Irancell reached a provisional agreement with the Information & Communication Technology (ICT) Ministry in August, when it registered the company without a foreign partner and paid the Eur 300 million bid bond. Turkcell was given exclusive negotiating rights for the 49 per cent foreign stake until 4 September, when Irancell started to negotiate with MTN, previously the second-placed bidder in the licence tender.

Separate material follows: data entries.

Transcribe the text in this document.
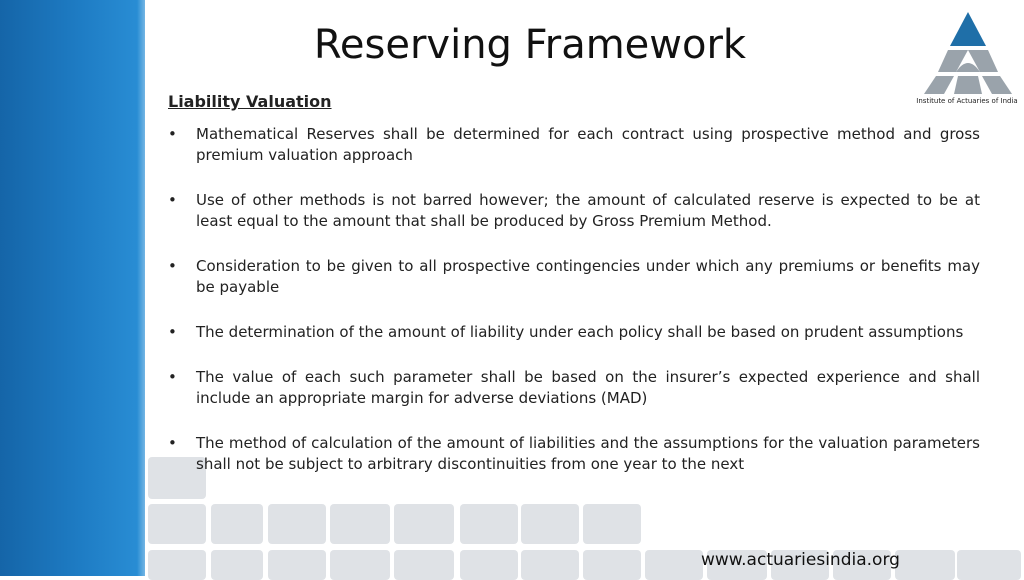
Reserving Framework
Institute of Actuaries of India
Liability Valuation
• Mathematical Reserves shall be determined for each contract using prospective method and gross premium valuation approach
• Use of other methods is not barred however; the amount of calculated reserve is expected to be at least equal to the amount that shall be produced by Gross Premium Method.
• Consideration to be given to all prospective contingencies under which any premiums or benefits may be payable
• The determination of the amount of liability under each policy shall be based on prudent assumptions
• The value of each such parameter shall be based on the insurer’s expected experience and shall include an appropriate margin for adverse deviations (MAD)
• The method of calculation of the amount of liabilities and the assumptions for the valuation parameters shall not be subject to arbitrary discontinuities from one year to the next
www.actuariesindia.org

Turkcell has long argued that it is illegal to switch its old share in Irancell to another company. In mid-October, it filed a suit with courts to stop Irancell bringing in another partner. ICT says it secured permission in June from the Supreme Economic Council to bring on board a different partner into Irancell after Turkcell wavered on finalising the project. Its stake had been forcibly reduced from 70 per cent by order of the Majlis (parliament) and watchdog Guardian Council.

The local shareholders in Irancell are Iran Electronic Development Company (IEDC), a consortium of the Industrial Development & Renovation Organisation, the Defence Ministry subsidiary Sa Iranand Bonyad Shahid. The consortium won the second GSM tender in February 2004.

If no agreement can be reached by 21 November, ICT will retender the project. For MTN, with rapidly maturing core markets, the need to break into the Middle East has become paramount. Shares jumped by 6 per cent when it announced that it would join Irancell. However, concerns remain over the deal. One reason Turkcell did not complete its agreement with Irancell was that it feared the local consortium members would not be able to secure the necessary finance for the project, which will require investment of up to $3,000 million.